CALYMMATOBACTERIUM GRANULOMATIS

Calymmatobacterium granulomatis, formerly known as Donovania granulomatis, are facultative anaerobic, Gram-negative bacilli that are believed to be closer to Klebsiella spp. because of their genomic similarities. They are known to cause granuloma inguinale, which is a chronic disease involving subcutaneous tissues in the general vicinity of the genital, anal, and inguinal areas. The infection is some what rare in the United States, but not uncommon in tropical countries. The laboratory diagnosis can be made by demonstration of the bacterium in histiocytes in Giemsa or Wright stained smears.

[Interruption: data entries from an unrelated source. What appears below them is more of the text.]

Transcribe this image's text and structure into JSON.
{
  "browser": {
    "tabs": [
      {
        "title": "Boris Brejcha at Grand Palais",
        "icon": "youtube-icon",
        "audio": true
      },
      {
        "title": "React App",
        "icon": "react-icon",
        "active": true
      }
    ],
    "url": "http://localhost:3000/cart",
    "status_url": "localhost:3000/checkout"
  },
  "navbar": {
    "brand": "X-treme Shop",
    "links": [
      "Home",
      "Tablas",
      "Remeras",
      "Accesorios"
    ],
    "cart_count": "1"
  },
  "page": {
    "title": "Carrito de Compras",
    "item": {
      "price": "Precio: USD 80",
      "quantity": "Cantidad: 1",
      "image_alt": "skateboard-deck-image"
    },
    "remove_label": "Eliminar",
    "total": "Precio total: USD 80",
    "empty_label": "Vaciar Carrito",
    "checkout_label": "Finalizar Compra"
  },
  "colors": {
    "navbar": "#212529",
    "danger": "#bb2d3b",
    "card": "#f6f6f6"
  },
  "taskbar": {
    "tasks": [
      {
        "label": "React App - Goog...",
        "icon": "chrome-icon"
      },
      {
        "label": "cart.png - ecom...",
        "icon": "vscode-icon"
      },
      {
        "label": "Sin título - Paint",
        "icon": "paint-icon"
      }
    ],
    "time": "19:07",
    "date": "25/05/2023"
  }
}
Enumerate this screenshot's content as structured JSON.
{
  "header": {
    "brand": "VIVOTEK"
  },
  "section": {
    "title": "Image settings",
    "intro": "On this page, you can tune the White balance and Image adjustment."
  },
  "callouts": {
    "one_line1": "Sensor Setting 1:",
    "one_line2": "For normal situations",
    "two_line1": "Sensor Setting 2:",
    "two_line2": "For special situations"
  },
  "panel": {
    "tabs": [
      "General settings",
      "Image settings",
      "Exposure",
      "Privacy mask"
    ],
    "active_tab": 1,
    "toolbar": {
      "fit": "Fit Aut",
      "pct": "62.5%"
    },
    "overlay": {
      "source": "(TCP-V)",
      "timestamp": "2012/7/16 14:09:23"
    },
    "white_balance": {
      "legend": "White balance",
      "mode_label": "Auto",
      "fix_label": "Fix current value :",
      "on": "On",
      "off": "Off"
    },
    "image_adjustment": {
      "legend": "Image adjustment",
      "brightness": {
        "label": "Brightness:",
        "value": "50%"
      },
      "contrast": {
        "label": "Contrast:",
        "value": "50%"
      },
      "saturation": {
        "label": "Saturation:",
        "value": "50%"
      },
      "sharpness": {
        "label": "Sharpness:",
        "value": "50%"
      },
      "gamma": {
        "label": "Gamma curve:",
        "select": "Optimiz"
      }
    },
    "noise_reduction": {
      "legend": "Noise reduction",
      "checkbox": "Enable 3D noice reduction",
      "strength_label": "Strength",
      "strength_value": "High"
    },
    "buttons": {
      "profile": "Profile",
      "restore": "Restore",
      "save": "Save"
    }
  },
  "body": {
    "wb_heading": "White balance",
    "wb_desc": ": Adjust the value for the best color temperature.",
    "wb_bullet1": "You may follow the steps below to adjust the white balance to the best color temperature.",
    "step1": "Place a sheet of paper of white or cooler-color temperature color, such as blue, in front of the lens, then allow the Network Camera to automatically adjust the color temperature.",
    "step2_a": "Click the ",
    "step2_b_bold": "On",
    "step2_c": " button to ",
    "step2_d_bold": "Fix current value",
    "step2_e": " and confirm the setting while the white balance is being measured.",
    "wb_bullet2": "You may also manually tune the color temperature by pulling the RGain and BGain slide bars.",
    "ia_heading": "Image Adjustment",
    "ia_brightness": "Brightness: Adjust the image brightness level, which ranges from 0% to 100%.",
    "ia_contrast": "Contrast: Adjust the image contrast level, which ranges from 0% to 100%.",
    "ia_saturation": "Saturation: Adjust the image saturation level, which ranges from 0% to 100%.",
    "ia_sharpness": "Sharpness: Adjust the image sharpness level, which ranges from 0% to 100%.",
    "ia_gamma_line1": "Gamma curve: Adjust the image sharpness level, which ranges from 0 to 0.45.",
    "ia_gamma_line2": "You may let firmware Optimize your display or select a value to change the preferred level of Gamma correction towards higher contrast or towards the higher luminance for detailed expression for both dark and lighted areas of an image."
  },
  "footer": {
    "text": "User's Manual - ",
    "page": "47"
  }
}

Cultures are usually not needed but can be made on coagulated egg yolk medium. Granuloma inguinale can be treated with tetracycline or macrolides.



CARDIOBACTERIUM HOMINIS

Cardiobacterium hominis strains are slow growing, Gram-negative bacilli that are facultative anaerobes. They are normally present in the upper respiratory tract from where they can enter the blood and attach to heart tissue. Though they usually appear in a rather low number, C. hominis are known to cause endocarditis, mostly in patients with preexisting conditions. Diagnosis is often based on its isolation in blood cultures at 35°C in the presence of 3%–5% carbon dioxide. Visible growth can be seen in 48–72 hours. Strains of C. hominis are generally sensitive to penicillin or ampicillin.

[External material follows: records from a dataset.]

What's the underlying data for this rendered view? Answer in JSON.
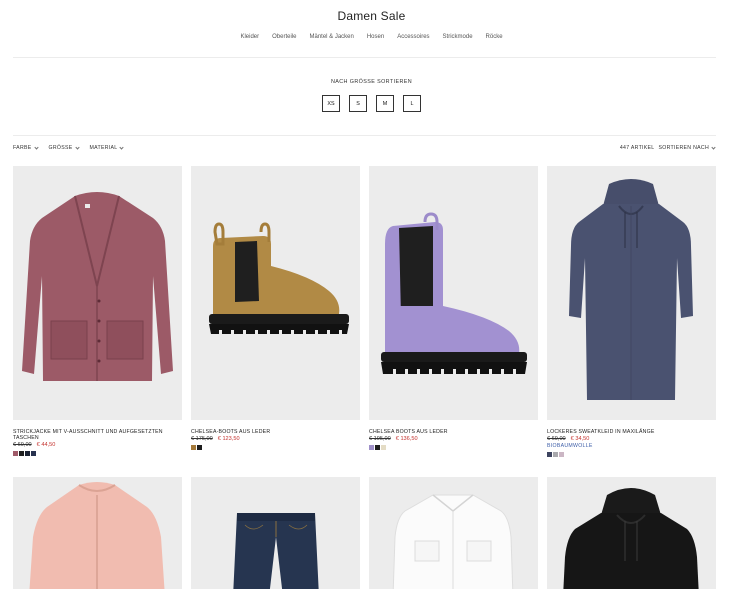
{
  "header": {
    "title": "Damen Sale"
  },
  "categories": [
    "Kleider",
    "Oberteile",
    "Mäntel & Jacken",
    "Hosen",
    "Accessoires",
    "Strickmode",
    "Röcke"
  ],
  "size_sort": {
    "title": "NACH GRÖSSE SORTIEREN",
    "sizes": [
      "XS",
      "S",
      "M",
      "L"
    ]
  },
  "filters": [
    "FARBE",
    "GRÖSSE",
    "MATERIAL"
  ],
  "toolbar": {
    "count": "447 ARTIKEL",
    "sort_label": "SORTIEREN NACH"
  },
  "products": [
    {
      "name": "STRICKJACKE MIT V-AUSSCHNITT UND AUFGESETZTEN TASCHEN",
      "old_price": "€ 69,00",
      "new_price": "€ 44,50",
      "tag": "",
      "icon": "cardigan-image",
      "swatches": [
        "#a05b69",
        "#1f1f1f",
        "#1b2233",
        "#27324f"
      ]
    },
    {
      "name": "CHELSEA-BOOTS AUS LEDER",
      "old_price": "€ 175,00",
      "new_price": "€ 123,50",
      "tag": "",
      "icon": "tan-boot-image",
      "swatches": [
        "#a57a3a",
        "#1d1d1d"
      ]
    },
    {
      "name": "CHELSEA BOOTS AUS LEDER",
      "old_price": "€ 195,00",
      "new_price": "€ 136,50",
      "tag": "",
      "icon": "lilac-boot-image",
      "swatches": [
        "#9f90c9",
        "#1d1d1d",
        "#e4dcc5"
      ]
    },
    {
      "name": "LOCKERES SWEATKLEID IN MAXILÄNGE",
      "old_price": "€ 69,00",
      "new_price": "€ 34,50",
      "tag": "BIOBAUMWOLLE",
      "icon": "hoodie-dress-image",
      "swatches": [
        "#3e4560",
        "#a9a9ad",
        "#cbb6c4"
      ]
    },
    {
      "icon": "pink-jacket-image"
    },
    {
      "icon": "jeans-image"
    },
    {
      "icon": "white-shirt-image"
    },
    {
      "icon": "black-hoodie-image"
    }
  ]
}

STREPTOBACILLUS MONILIFORMIS

Streptobacillus moniliformis are Gram-negative bacilli that are nonmotile, asporogenous facultative anaerobes. They are normally present in the nasopharynx of rats and known to cause rat-bite fever. The clinical condition may be accompanied by granules, bulbous swelling, and recurrent fever. The bacterium can be isolated from blood, joint fluid, and pus when cultured on media containing 15% defibrinated rabbit blood and incubated at 35°C in a carbon dioxide incubator. Most strains of S. moniliformis are sensitive to penicillins and tetracycline. 


SPIRILLUM MINUS 

Like S. moniliformis, S. minus is also a causal agent of rat-bite fever or spirillar fever, which follows bites by rats, mice, or some other animals including dogs and cats. The incubation period is usually 4 weeks, as opposed to 2 weeks for S. moniliformis infection. The clinical condition is characterized by inflammation, and indura- tion, accompanied by lymphangitis. Spirillum minus cannot be cultured on most laboratory media. The diagnosis is generally based on the microscopic demonstration of the bacterium in the relevant clinical specimens, including the blood, exudates from the bite wound, or cutaneous eruptions near the site of the initial bite. These are Gram-negative small spirals that can also be stained with Giemsa stain. Direct examination of the clinical specimens using dark field microscopy is also useful. Also, like S. moniliformis, S. minus infections are treated with penicillin and tetracycline.